A week ago, a concerned Naked Security reader shared with us a “send us money or else” email that was a bit different from others he’d received in the past.

The claims and the demands followed a predictable theme – one that we call sextortion because of the connection between sexuality and extortion.

Simply put, the scammers open their game by telling you they’ve infected your computer with spyware, so they can spy on both you and your screen at the same time.

And, guess what?

They’ve got side-by-side screenshots of your browser window and images from your webcam, taken while you were watching porn, and they’ll share their juicy video with everyone you know…

…unless you pay hush money into a specified Bitcoin address.

But the modus operandi – the way last week’s email was delivered – was a bit different different from usual.

The crooks had hidden their whole email rant inside an inline image, presumably to stop text-scanning email filters from picking up on keyword combinations such as porn, Bitcoin and webcam.

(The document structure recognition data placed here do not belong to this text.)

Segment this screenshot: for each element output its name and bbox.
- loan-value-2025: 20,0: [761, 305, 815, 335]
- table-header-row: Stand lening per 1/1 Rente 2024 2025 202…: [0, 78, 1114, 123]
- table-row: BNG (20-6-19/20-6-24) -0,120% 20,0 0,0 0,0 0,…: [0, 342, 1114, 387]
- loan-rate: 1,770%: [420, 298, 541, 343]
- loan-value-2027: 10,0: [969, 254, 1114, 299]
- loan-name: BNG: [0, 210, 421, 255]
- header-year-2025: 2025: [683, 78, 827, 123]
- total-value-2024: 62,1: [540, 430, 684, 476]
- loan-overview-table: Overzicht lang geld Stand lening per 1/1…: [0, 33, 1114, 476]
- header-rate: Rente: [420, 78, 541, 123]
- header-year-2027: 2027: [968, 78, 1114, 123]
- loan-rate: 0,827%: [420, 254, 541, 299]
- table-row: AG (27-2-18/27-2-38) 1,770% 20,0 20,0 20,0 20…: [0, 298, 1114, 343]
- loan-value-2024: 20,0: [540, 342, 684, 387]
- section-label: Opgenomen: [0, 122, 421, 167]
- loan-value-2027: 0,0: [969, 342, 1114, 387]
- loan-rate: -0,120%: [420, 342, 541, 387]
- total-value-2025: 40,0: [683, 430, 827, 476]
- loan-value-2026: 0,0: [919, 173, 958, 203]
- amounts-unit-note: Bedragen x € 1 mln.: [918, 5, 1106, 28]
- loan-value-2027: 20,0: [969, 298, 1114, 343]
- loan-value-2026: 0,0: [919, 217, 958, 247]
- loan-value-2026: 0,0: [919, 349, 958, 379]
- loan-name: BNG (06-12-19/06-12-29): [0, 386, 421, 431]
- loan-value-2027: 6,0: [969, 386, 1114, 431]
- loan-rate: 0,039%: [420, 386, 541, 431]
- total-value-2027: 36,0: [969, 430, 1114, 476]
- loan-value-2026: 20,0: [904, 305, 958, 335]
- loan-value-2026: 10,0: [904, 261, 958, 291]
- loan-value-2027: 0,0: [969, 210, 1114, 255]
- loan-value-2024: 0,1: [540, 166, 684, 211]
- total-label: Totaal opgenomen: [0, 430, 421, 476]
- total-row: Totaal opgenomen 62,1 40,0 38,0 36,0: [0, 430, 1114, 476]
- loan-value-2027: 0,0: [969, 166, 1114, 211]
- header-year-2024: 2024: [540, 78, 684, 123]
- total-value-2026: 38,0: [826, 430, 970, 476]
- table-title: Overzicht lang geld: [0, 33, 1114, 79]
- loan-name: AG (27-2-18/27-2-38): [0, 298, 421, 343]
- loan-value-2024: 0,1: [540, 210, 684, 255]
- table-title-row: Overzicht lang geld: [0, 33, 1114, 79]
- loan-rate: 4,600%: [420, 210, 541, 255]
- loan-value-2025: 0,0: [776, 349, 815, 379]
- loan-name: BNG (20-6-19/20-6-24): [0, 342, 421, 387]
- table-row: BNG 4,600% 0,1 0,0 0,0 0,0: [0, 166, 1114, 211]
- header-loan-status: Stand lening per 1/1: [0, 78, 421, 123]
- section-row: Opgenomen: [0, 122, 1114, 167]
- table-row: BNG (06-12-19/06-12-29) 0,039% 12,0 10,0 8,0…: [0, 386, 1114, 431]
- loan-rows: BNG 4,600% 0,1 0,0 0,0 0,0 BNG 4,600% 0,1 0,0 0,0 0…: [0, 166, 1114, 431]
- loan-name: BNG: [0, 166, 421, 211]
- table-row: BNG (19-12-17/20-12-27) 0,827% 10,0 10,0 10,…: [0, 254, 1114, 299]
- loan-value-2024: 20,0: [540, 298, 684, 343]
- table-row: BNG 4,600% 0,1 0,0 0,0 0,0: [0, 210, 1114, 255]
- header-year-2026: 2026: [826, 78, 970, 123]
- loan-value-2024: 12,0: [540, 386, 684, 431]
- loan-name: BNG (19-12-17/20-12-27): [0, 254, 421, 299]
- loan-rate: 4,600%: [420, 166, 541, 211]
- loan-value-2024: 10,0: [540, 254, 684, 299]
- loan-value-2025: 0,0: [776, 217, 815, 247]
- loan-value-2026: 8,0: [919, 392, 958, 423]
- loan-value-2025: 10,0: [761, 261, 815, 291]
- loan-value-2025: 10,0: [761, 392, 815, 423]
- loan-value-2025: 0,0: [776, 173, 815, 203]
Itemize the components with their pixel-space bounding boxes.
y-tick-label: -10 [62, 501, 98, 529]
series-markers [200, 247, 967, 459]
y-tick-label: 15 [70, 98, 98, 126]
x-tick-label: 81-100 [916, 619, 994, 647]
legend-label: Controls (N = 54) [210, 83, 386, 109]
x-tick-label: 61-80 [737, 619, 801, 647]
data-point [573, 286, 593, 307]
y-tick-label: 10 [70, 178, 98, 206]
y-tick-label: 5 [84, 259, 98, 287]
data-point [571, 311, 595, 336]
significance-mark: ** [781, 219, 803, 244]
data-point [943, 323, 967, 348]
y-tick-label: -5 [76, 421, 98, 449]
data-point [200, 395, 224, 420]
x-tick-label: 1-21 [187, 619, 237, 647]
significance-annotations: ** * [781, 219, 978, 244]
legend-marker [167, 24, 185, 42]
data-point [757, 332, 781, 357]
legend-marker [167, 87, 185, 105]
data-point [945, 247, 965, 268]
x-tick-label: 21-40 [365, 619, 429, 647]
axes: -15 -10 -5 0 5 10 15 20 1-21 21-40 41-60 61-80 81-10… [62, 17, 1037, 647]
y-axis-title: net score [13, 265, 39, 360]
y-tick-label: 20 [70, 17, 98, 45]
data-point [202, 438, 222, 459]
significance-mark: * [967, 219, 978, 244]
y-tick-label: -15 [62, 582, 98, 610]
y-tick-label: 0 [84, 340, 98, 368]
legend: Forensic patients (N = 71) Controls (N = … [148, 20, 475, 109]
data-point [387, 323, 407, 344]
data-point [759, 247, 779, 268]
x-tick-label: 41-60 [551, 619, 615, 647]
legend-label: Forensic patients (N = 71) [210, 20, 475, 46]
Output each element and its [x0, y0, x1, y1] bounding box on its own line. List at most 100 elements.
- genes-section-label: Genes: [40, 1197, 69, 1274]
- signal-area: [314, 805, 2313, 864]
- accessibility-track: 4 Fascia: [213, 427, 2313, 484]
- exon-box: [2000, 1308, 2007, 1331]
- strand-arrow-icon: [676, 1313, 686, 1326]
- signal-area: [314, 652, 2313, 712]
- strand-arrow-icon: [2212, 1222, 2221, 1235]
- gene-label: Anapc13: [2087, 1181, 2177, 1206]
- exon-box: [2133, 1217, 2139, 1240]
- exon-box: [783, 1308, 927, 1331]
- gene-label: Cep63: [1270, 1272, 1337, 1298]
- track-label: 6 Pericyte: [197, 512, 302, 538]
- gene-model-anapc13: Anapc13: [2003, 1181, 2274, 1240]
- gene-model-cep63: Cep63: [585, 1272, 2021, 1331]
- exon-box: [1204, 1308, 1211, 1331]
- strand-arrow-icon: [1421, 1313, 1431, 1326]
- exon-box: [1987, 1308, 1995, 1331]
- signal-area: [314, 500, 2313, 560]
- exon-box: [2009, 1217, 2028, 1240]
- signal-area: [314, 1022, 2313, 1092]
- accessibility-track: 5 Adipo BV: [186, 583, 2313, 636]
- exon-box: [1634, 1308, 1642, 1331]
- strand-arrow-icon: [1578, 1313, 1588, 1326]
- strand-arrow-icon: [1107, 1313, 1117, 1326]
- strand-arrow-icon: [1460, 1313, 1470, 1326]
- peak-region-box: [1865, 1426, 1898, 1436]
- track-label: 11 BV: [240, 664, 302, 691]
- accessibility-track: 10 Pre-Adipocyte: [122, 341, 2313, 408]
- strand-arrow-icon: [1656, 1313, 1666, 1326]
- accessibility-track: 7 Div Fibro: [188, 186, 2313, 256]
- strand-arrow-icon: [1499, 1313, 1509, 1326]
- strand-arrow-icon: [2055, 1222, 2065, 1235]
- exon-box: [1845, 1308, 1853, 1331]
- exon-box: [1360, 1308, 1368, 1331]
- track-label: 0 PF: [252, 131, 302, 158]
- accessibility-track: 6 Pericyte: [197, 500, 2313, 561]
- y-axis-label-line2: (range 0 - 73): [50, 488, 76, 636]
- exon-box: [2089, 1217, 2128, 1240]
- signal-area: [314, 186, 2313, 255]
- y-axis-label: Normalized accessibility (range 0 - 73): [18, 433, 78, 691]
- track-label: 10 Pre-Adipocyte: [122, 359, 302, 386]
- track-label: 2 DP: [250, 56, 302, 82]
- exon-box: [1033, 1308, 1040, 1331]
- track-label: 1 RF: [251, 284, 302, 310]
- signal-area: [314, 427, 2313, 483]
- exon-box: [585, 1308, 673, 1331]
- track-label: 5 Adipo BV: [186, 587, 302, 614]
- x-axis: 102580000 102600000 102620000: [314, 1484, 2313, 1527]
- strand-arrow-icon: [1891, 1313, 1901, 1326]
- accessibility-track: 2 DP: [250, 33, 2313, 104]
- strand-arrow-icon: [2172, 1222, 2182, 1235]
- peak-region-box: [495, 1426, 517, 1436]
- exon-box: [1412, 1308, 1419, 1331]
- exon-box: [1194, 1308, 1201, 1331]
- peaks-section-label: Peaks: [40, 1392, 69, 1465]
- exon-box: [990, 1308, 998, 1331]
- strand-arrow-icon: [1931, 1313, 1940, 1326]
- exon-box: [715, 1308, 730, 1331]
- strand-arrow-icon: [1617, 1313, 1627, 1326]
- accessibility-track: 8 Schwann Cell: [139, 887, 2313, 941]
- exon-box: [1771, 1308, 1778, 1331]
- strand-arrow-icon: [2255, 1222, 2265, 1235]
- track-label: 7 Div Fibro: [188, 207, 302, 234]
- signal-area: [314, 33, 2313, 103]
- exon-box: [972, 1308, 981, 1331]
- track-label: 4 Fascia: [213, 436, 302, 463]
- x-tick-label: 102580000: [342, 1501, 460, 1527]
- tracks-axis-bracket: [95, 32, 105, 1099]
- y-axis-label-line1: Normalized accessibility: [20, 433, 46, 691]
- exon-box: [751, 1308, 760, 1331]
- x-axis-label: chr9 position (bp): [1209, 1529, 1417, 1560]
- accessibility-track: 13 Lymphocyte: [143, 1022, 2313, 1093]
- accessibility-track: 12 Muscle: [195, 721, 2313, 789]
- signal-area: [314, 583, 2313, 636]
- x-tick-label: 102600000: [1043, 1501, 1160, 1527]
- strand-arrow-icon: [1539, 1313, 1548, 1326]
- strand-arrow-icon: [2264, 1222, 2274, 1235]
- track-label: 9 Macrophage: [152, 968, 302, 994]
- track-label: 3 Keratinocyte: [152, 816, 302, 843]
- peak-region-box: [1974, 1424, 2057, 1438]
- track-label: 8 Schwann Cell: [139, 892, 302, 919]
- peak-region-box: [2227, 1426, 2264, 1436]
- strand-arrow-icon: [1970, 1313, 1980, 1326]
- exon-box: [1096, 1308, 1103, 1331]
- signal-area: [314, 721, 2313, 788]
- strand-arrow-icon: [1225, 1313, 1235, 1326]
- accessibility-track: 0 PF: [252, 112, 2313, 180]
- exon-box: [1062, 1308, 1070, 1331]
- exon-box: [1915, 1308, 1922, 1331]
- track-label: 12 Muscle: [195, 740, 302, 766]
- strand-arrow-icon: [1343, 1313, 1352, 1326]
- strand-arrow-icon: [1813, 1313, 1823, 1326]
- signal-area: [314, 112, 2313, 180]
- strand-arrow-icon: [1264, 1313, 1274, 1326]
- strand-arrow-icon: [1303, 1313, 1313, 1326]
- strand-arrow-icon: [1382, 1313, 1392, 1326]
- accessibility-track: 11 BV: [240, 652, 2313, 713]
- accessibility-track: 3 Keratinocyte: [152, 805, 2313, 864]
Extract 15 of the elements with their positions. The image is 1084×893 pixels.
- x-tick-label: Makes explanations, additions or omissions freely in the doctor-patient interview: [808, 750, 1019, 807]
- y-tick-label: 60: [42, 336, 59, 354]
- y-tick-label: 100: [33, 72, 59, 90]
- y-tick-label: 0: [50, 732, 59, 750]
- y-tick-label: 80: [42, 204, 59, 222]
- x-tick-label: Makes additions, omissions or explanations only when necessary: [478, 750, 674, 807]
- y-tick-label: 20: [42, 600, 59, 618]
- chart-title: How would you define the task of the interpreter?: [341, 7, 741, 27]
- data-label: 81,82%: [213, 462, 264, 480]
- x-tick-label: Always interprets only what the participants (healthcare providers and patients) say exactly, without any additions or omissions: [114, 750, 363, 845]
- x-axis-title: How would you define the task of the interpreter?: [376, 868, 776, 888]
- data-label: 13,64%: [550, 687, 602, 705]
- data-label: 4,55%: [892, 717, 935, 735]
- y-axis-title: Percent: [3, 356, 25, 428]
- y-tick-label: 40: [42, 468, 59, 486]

Of course, if an email filter can’t extract keywords from the image, then you can’t copy and paste the vital Bitcoin address either, so the crooks provided a QR code instead.

And, just in case a really keen email filter tried to do optical character recognition (OCR) on the image to recover the original text, the crooks had used numerous slightly wacky versions of common English letters such as A, E, I, O and U – scattering them liberally with accents and other marks that are widely used in many languages but never appear in English.